"Le temps de l'innocence", de Martin Scorsese : dire et voir.

Adapté d'un livre, « Le temps de l'innocence » est bel et bien un film, questionnant l'écart entre ce qui se sait et ce qui se dit.

Qui croire ? Que croire ? Au début du Temps de l’innocence le héros, Newland Archer, croit. Il croit, parmi la haute société new-yorkaise des années 1870, à certaines personnes dignes de confiance. C’est ainsi qu’il s’apprête à épouser une jeune fille au cœur noble, May. Il n’y aurait après tout pas d’histoire sans l’arrivée d’Ellen Olenska, la cousine très anti-conformiste de May. Newland ne tarde ni à tomber amoureux d’Ellen, ni à souffrir de ce qu’il entend raconter à propos d’elle.

Dire

Avocat qu’on ne voit jamais en fonction, Newland Archer, en privé, défend Ellen contre les on-dit. Il soutient son honneur et tient à lui éviter le scandale. Il ne tait pas son parti pris. Il dit. Il entend les messes basses et les réfute. Mais nul n’entend son opinion à lui. On ne lui répond que par des questions : « pensez-vous que les femmes doivent être aussi libre que les hommes ? ». Lui seul ose parler en son propre nom et troubler le consensus autour de la femme exclue.

Voir

Mais, si nul n’entend le point de vue de Newland, chacun entend, dans ses remarques, ce qui le fait parler : son amour pour la comtesse. Ce que filme Scorsese, c’est tout ce qu’exprime la parole outre ce qui est dit. Non seulement le spectateur mais toute la société, autour du héros, voient et devinent. D’abord, il y a les petites remarques faussement insignifiantes lancées à Archer. Par exemple, on évoque une décision de la comtesse, Archer s’en étonne, et on lui dit : « je croyais que vous saviez ». Il est le supposé-informé, le supposé-proche d’Ellen.

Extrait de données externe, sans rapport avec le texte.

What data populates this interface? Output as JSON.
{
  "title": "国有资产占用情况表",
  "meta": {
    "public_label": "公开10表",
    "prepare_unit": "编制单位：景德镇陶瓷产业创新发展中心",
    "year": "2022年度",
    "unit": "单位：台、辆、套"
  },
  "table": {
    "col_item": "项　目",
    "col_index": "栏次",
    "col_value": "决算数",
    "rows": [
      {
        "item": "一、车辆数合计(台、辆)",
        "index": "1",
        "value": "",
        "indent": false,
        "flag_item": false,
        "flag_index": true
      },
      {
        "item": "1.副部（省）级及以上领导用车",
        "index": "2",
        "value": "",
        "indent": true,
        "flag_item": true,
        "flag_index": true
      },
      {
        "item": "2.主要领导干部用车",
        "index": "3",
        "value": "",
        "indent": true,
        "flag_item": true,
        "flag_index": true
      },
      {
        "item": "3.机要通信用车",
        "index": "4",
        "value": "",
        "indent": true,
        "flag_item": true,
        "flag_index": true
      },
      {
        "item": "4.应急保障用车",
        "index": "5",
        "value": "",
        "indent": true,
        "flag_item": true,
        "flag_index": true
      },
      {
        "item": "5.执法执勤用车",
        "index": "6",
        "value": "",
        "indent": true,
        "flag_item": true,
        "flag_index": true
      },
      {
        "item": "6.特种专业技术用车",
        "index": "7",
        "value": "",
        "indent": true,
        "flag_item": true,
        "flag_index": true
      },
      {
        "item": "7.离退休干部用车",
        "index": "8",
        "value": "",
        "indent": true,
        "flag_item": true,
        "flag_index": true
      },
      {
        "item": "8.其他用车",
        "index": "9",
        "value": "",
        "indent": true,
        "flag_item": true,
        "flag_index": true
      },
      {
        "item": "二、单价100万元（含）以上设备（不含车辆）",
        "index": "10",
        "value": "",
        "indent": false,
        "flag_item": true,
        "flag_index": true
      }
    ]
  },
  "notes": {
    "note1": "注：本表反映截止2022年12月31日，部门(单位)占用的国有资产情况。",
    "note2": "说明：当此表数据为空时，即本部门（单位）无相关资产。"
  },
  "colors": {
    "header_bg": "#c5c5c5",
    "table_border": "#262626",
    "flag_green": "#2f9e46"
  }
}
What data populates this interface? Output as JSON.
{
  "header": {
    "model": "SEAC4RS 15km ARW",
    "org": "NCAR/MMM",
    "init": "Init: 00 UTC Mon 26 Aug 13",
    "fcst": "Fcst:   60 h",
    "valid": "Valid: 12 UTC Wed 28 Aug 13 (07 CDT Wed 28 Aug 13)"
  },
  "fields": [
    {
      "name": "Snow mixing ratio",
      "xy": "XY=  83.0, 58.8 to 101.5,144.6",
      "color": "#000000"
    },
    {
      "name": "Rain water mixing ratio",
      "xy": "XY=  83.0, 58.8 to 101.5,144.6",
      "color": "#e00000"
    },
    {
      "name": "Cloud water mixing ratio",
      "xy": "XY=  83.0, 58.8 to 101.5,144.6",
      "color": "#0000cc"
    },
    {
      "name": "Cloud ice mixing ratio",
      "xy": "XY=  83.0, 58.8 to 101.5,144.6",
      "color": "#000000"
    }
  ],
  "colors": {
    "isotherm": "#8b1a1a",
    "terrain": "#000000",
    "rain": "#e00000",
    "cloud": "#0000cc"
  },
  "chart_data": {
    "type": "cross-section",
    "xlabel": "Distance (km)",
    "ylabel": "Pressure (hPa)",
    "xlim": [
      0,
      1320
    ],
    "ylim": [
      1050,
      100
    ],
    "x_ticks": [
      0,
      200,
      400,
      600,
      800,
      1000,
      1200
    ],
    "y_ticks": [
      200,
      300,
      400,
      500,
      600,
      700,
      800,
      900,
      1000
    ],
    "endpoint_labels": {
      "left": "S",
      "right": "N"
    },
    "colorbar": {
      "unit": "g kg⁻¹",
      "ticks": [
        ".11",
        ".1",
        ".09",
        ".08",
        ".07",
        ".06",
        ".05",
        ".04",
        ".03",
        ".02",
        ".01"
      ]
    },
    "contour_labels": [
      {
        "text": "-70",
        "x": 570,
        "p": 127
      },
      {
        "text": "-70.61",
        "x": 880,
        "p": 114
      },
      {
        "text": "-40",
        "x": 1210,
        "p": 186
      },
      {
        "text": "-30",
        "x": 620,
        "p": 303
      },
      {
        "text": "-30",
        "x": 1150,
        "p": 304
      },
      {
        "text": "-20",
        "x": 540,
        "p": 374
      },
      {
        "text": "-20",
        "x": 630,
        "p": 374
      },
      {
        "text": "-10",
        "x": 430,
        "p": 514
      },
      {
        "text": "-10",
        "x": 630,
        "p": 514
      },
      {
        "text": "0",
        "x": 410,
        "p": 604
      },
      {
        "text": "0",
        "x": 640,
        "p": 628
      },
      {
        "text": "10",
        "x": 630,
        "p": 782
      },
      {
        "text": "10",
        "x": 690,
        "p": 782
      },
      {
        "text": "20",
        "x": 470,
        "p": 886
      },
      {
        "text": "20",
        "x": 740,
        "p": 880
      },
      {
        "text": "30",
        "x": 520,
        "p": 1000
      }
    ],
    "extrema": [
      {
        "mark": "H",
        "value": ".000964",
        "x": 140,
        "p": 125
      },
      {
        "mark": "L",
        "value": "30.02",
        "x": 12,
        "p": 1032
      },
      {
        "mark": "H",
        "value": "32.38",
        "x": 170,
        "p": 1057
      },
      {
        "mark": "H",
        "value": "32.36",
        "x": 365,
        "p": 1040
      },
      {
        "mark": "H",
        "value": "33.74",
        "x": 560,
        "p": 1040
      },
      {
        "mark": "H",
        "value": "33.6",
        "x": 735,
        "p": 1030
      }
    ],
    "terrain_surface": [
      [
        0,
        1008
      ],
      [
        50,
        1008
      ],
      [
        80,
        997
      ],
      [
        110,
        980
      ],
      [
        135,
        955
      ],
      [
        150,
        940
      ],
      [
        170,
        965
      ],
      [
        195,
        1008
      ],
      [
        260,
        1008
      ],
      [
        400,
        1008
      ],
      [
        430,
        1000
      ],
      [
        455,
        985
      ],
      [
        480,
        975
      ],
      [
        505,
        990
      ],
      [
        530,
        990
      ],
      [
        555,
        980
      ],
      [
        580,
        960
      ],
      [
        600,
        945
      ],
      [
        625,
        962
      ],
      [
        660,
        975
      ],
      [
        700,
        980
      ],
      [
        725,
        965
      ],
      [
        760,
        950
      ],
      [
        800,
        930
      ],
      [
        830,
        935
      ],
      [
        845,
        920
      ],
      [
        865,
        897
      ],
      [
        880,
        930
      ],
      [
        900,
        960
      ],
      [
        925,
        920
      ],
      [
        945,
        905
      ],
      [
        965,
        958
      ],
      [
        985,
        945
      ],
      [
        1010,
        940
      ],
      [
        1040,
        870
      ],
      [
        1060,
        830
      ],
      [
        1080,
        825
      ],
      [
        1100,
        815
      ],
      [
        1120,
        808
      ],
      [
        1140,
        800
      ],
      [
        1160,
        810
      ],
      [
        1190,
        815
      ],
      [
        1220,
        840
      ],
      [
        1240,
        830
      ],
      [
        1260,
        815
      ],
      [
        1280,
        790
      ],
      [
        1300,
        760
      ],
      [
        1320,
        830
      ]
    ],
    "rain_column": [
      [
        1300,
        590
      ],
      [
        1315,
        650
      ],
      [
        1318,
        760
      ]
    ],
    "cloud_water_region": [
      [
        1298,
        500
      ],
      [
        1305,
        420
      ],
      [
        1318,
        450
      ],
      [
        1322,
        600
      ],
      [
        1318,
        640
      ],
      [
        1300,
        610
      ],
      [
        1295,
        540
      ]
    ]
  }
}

Et il y a, surtout, son corps à lui, plus parlant qu’aucun autre. Au moment de jurer à May qu’il n’y a « personne d’autre qu’elle », Archer a le regard fixe mais cligne très fréquemment des paupières. Au contraire, May ne cille pas une seule fois. De même, dans le fumoir, entre hommes, le visage d’Archer vient fortement contrarier son corps engoncé par le costume. Tout ce que le corps refoule monte jusqu’à la tête et se manifeste, dès qu’il s’agit d’Ellen. Yeux, front, pomme d’Adam, respiration : Archer bout, face à un modèle de calme et de sérénité. Plus tard, lorsqu’on lui apprend que la comtesse va partir, sa seule façon de boire un verre, de trembler, d’ouvrir de grands yeux, trahit son amour.

Découvrir les non-dits

Archer se déclare à la comtesse, l’amour semble réciproque, mais lui est sur le point de se marier, et elle est sur le point de faire scandale en divorçant. Aussi renoncent-ils à cet amour, au nom du calme. Elle accepte l’offre de son riche mari (elle part le retrouver), et lui épouse May.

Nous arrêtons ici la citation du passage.